How to begin? mused Robinton, the Masterharper of Pern.

He frowned thoughtfully down at the smoothed, moist sand in the shallow trays of his workdesk. His long face settled into deep-grooved lines and creases, and his eyes, usually snapping blue with inner amusement, were gray-shadowed with unusual gravity.

He fancied the sand begged to be violated with words and notes while he, Pern’s repository and glib dispenser of any ballad, saga or ditty, was inarticulate. Yet he had to construct a ballad for the upcoming wedding of Lord Asgenar of Lemos Hold to the half-sister of Lord Larad of Telgar Hold. Because of recent reports of unrest from his network of drummers and Harper journeymen, Robinton had decided to remind the guests on this auspicious occasion — for every Lord Holder and Craftmaster would be invited of the debt they owed the dragonmen of Pern. As the subject of his ballad, he had decided to tell of the fantastic ride, between time itself, of Lessa, Weyrwoman of Benden Weyr on her great golden queen, Ramoth. The Lords and Craftsmen of Pern had been glad enough then for the arrival of Dragonriders from the five ancient Weyrs from four hundred Turns in the past.

Yet how to reduce those fascinating, frantic days, those braveries, to a rhyme? Even the most stirring chords could not recapture the beat of the blood, the catch of breath the chill of fear and the hopeless surge of hope of that first morning after Thread had fallen over Nerat Hold, when F’lar had rallied all the frightened Lords and Craftmasters at Benden Weyr and enlisted their enthusiastic aid.

It had not been just a sudden resurgence of forgotten loyalties that had prompted the Lords, but the all too real sense of disaster as they envisioned their prosperous acres blackened with the Thread they had dismissed as myth, of the thought of burrows of the lightning propagating parasites, of themselves walled up in the cliff-Holds behind thick metal doors and shutters. They’d been ready to promise F’lar their souls that day if he could protect them from Thread. And it was Lessa who had bought them that protection, almost with her life.

Robinton looked up from the sandtrays, his expression suddenly bleak.

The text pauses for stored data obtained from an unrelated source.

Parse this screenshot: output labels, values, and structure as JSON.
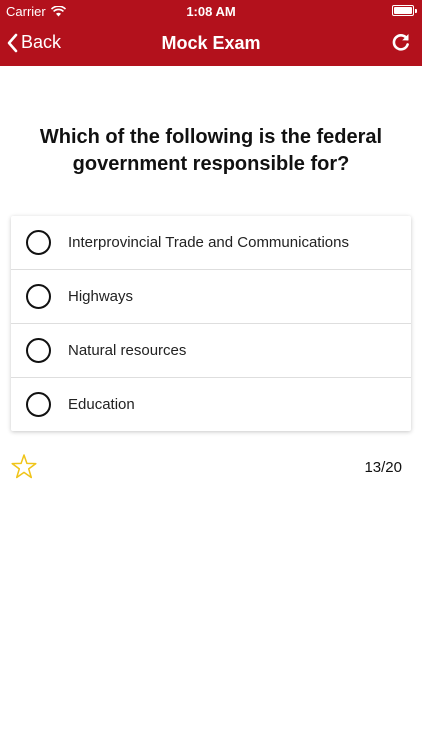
{
  "status_bar": {
    "carrier": "Carrier",
    "time": "1:08 AM"
  },
  "nav": {
    "back_label": "Back",
    "title": "Mock Exam"
  },
  "question": {
    "text": "Which of the following is the federal government responsible for?"
  },
  "options": [
    {
      "label": "Interprovincial Trade and Communications"
    },
    {
      "label": "Highways"
    },
    {
      "label": "Natural resources"
    },
    {
      "label": "Education"
    }
  ],
  "footer": {
    "progress": "13/20"
  },
  "colors": {
    "header_bg": "#b3111c",
    "star_outline": "#f0c419"
  }
}
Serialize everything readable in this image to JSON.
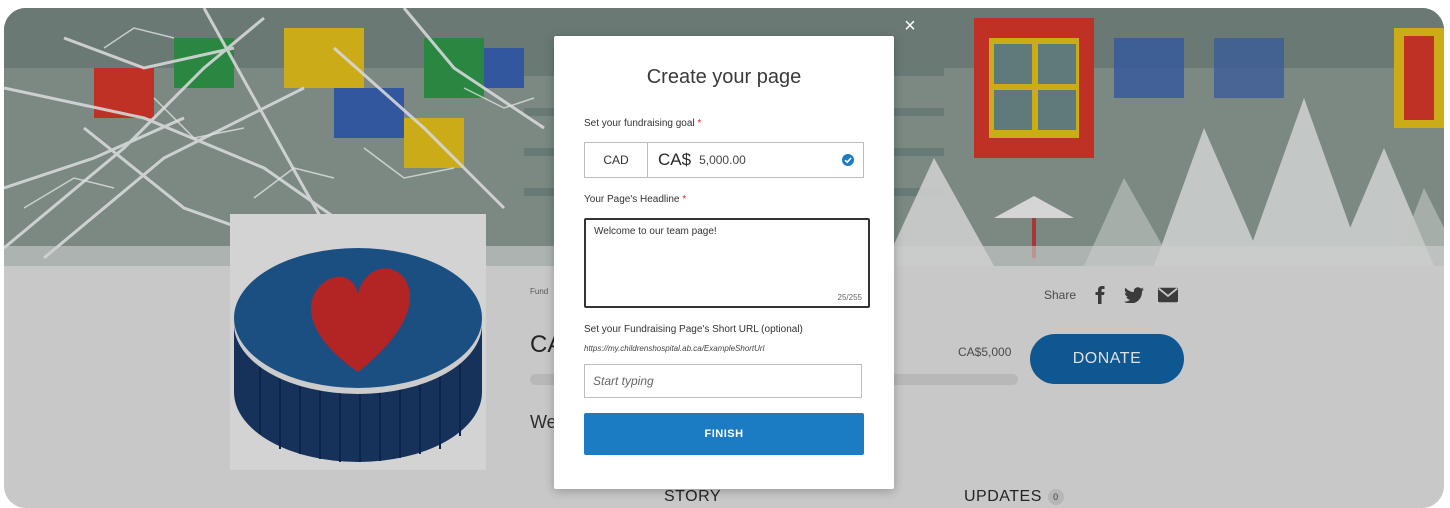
{
  "page": {
    "fundraiser_label": "Fund",
    "title_peek": "CA",
    "welcome_peek": "We",
    "goal_amount": "CA$5,000",
    "donate_label": "DONATE",
    "share_label": "Share",
    "tabs": [
      {
        "label": "STORY"
      },
      {
        "label": "UPDATES",
        "count": "0"
      }
    ],
    "icons": [
      "facebook-icon",
      "twitter-icon",
      "email-icon",
      "close-icon",
      "check-icon"
    ]
  },
  "modal": {
    "title": "Create your page",
    "goal_label": "Set your fundraising goal",
    "required_mark": "*",
    "currency_code": "CAD",
    "currency_symbol": "CA$",
    "goal_value": "5,000.00",
    "headline_label": "Your Page's Headline",
    "headline_value": "Welcome to our team page!",
    "headline_counter": "25/255",
    "short_url_label": "Set your Fundraising Page's Short URL (optional)",
    "short_url_example": "https://my.childrenshospital.ab.ca/ExampleShortUrl",
    "short_url_placeholder": "Start typing",
    "finish_label": "FINISH",
    "close_symbol": "×"
  },
  "colors": {
    "brand_blue": "#1064a6",
    "button_blue": "#1b7cc3",
    "heart_red": "#cc2a2a",
    "required_red": "#d9272e"
  }
}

“The sand of memory dries quickly,” he said softly, looking out across the settled valley toward the precipice that housed Fort Hold. There was one watchman on the fire ridges. There ought to be six, but it was planting time; Lord Holder Groghe of Fort Hold had everyone who could walk upright in the fields, even the gangs of children who were supposed to weed spring grass from stone interstices and pull moss from the walls. Last spring, Lord Groghe would not have neglected that duty no matter how many dragonlengths of land he wanted to put under seed.

Lord Groghe was undoubtedly out in the fields right now, prowling from one tract of land to another on one of those long-legged running beasts which the Masterherdsman Sograny was developing. Groghe of Fort Hold was indefatigable, his slightly protuberant blue eyes never missing an unpruned tree or a badly harrowed row. He was a burly man, with grizzled hair which he wore tied in a neat band. His complexion was florid, with a temper to match. But, if he pushed his holders, he pushed himself as well, demanding nothing of his people, his children nor his fosterlings that he was not able to do himself. If he was conservative in his thinking, it was because he knew his own limitations and felt secure in that knowledge.